On a side note, the query was done on the 2.0.30 box in 5 minutes compared
to the BSDI box at 15+.

-Coronach@hill-b-073.resnet.purdue.edu


Re: [HACKERS] psql nested queries with 2000+ records

From
Bruce Momjian
Date:
> amusements=> explain select * from games where mfr = '';
> NOTICE:  QUERY PLAN:
>
> Seq Scan on games  (cost=0.00 size=0 width=160)
>
> EXPLAIN

OK. This is the base of the problem.  You are vacuum.  How varied is the
data in the mfr field.  Is the usually just a few unique values.  If so,
the index really does you no good, and perhaps that is why it is not
being used.

--
Bruce Momjian                          |  830 Blythe Avenue
maillist@candle.pha.pa.us              |  Drexel Hill, Pennsylvania 19026
  +  If your life is a hard drive,     |  (610) 353-9879(w)
  +  Christ can be your backup.        |  (610) 853-3000(h)

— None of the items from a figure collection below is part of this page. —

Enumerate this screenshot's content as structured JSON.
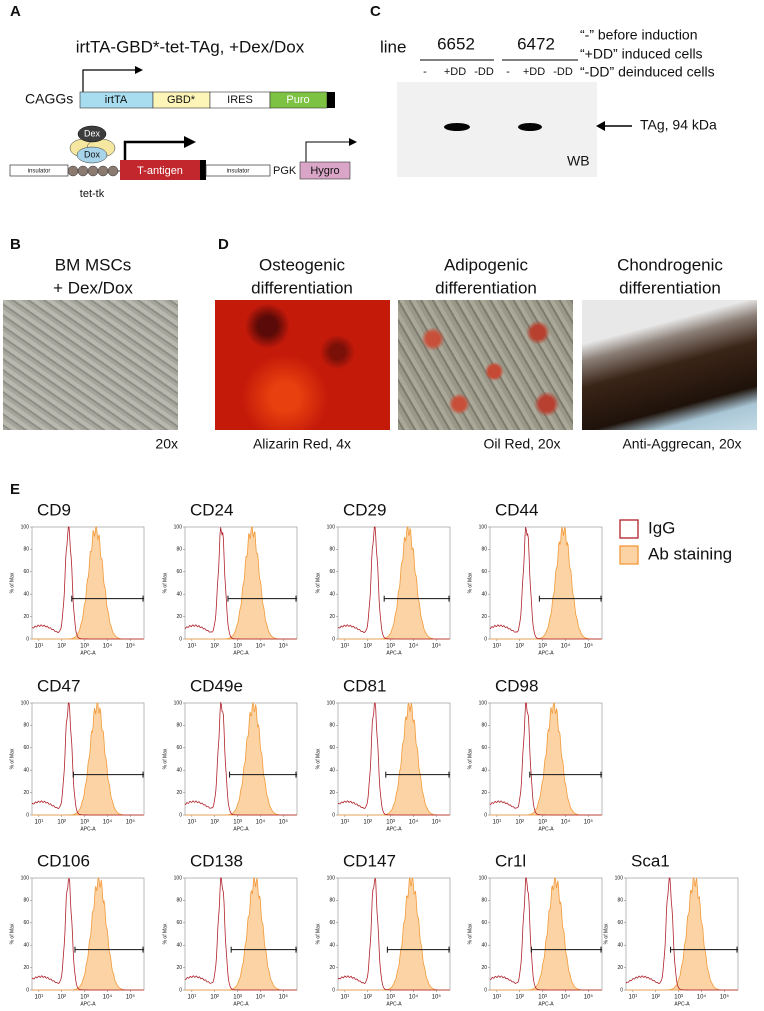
{
  "panel_a": {
    "label": "A",
    "title": "irtTA-GBD*-tet-TAg, +Dex/Dox",
    "construct_1": {
      "promoter": "CAGGs",
      "segments": [
        "irtTA",
        "GBD*",
        "IRES",
        "Puro"
      ]
    },
    "construct_2": {
      "ligands": [
        "Dex",
        "Dox"
      ],
      "insulator_left": "insulator",
      "operator": "tet-tk",
      "gene": "T-antigen",
      "insulator_right": "insulator",
      "promoter": "PGK",
      "selection": "Hygro"
    }
  },
  "panel_c": {
    "label": "C",
    "row_label": "line",
    "lines": [
      "6652",
      "6472"
    ],
    "lanes": [
      "-",
      "+DD",
      "-DD",
      "-",
      "+DD",
      "-DD"
    ],
    "legend": [
      "“-” before induction",
      "“+DD” induced cells",
      "“-DD” deinduced cells"
    ],
    "band_label": "TAg, 94 kDa",
    "method": "WB"
  },
  "panel_b": {
    "label": "B",
    "title": [
      "BM MSCs",
      "+ Dex/Dox"
    ],
    "magnification": "20x"
  },
  "panel_d": {
    "label": "D",
    "images": [
      {
        "title": [
          "Osteogenic",
          "differentiation"
        ],
        "caption": "Alizarin Red, 4x"
      },
      {
        "title": [
          "Adipogenic",
          "differentiation"
        ],
        "caption": "Oil Red, 20x"
      },
      {
        "title": [
          "Chondrogenic",
          "differentiation"
        ],
        "caption": "Anti-Aggrecan, 20x"
      }
    ]
  },
  "panel_e": {
    "label": "E",
    "legend": [
      "IgG",
      "Ab staining"
    ],
    "y_label": "% of Max",
    "x_label": "APC-A",
    "ylim": [
      0,
      100
    ],
    "yticks": [
      0,
      20,
      40,
      60,
      80,
      100
    ],
    "xlim": [
      0.7,
      5.6
    ],
    "xticks": [
      {
        "value": 1,
        "label": "10¹"
      },
      {
        "value": 2,
        "label": "10²"
      },
      {
        "value": 3,
        "label": "10³"
      },
      {
        "value": 4,
        "label": "10⁴"
      },
      {
        "value": 5,
        "label": "10⁵"
      }
    ],
    "markers": [
      "CD9",
      "CD24",
      "CD29",
      "CD44",
      "CD47",
      "CD49e",
      "CD81",
      "CD98",
      "CD106",
      "CD138",
      "CD147",
      "Cr1l",
      "Sca1"
    ]
  }
}
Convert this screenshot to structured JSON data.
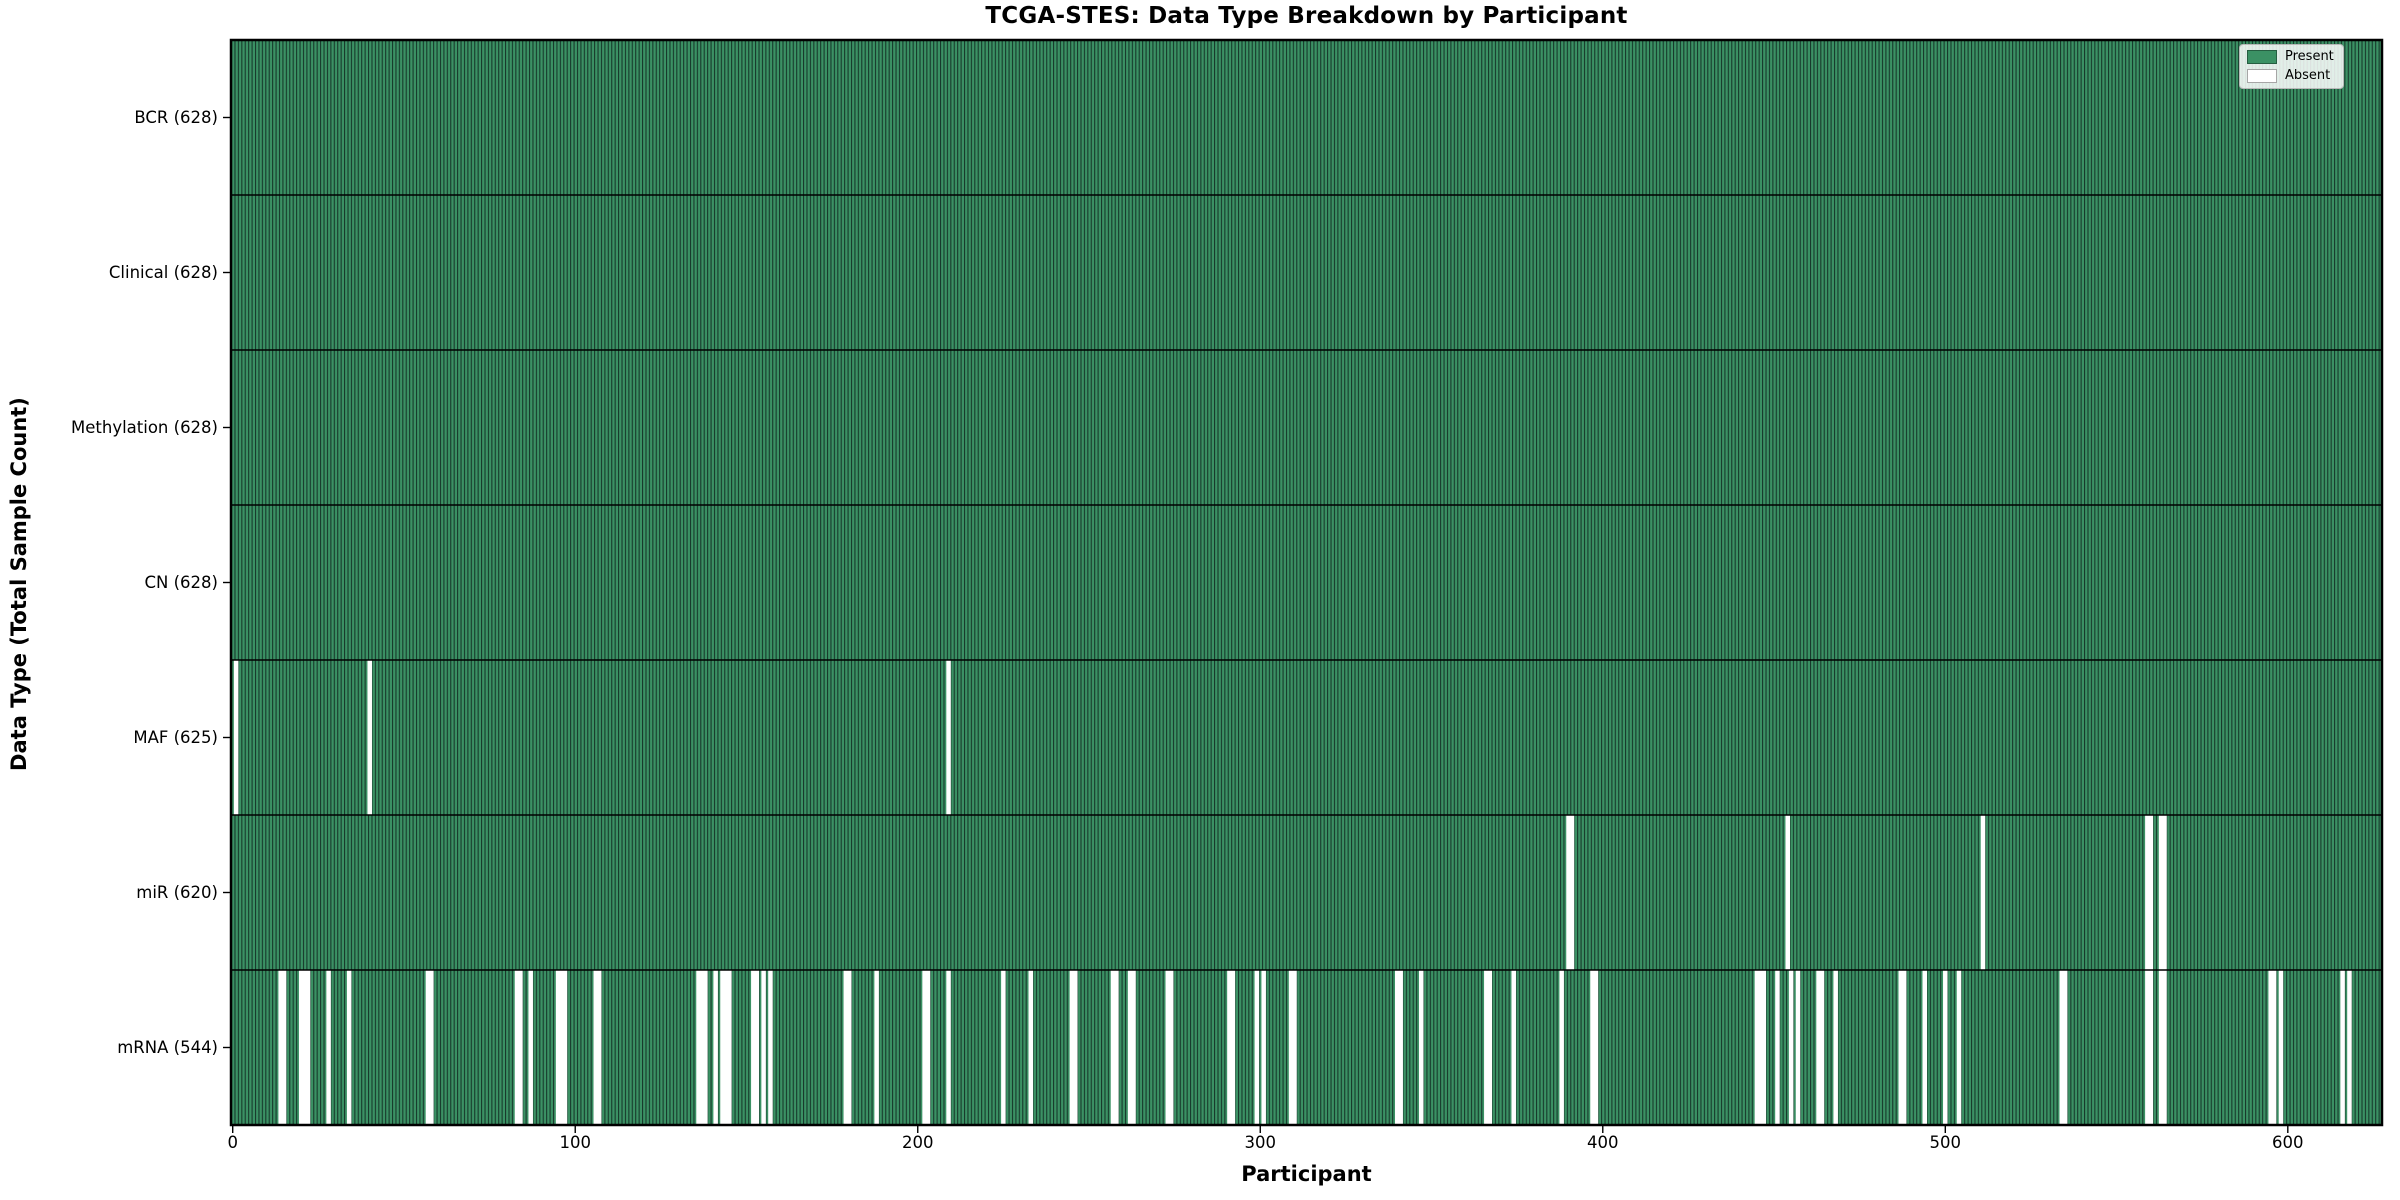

Re: [HACKERS] psql nested queries with 2000+ records

From
dg@illustra.com (David Gould)
Date:
Coronach@hill-b-073.resnet.purdue.edu blushes and says:
> Aparently, the postgresql server was moved from the BSDI box to a linux
> 2.0.30 box, so the numbers that where given where not from the bsdi box. So
> now I am doing the queries personally.  I'm sorry for the run around.
>
> This is the responce from the explain on the BSDI 3.1 box.
>
> amusements=> explain select name from games where name in (select name from
> game
> s where name like 'A%');
> NOTICE:  QUERY PLAN:
>
> Seq Scan on games  (cost=0.00 size=0 width=12)
>   SubPlan
>     ->  Seq Scan on games  (cost=0.00 size=0 width=12)
>
> EXPLAIN
>
> amusements=> explain select name from games where name in (select name from
> game
> s2 where mfr = '');
> NOTICE:  QUERY PLAN:
>
> Seq Scan on games  (cost=0.00 size=0 width=12)
>   SubPlan
>     ->  Seq Scan on games2  (cost=0.00 size=0 width=12)
>
> EXPLAIN
>
> amusements=> explain select * from games where mfr = '';
> NOTICE:  QUERY PLAN:
>
> Seq Scan on games  (cost=0.00 size=0 width=160)
>
> EXPLAIN
>
> Once again, I appologize for this misinformation and hope this sheds some
> light to the original problem.  I'm making a note to change permissions on
> who can do what from now on.
>
> On a side note, the query was done on the 2.0.30 box in 5 minutes compared
> to the BSDI box at 15+.

Well of course... ;-)

I am sure this has been mentioned, but could you post the exact schema for
these tables and their indexes? It might even be worth dropping and
recreating the indexes just to be _sure_.

-dg

David Gould            dg@illustra.com           510.628.3783 or 510.305.9468
Informix Software  (No, really)         300 Lakeside Drive  Oakland, CA 94612
 - I realize now that irony has no place in business communications.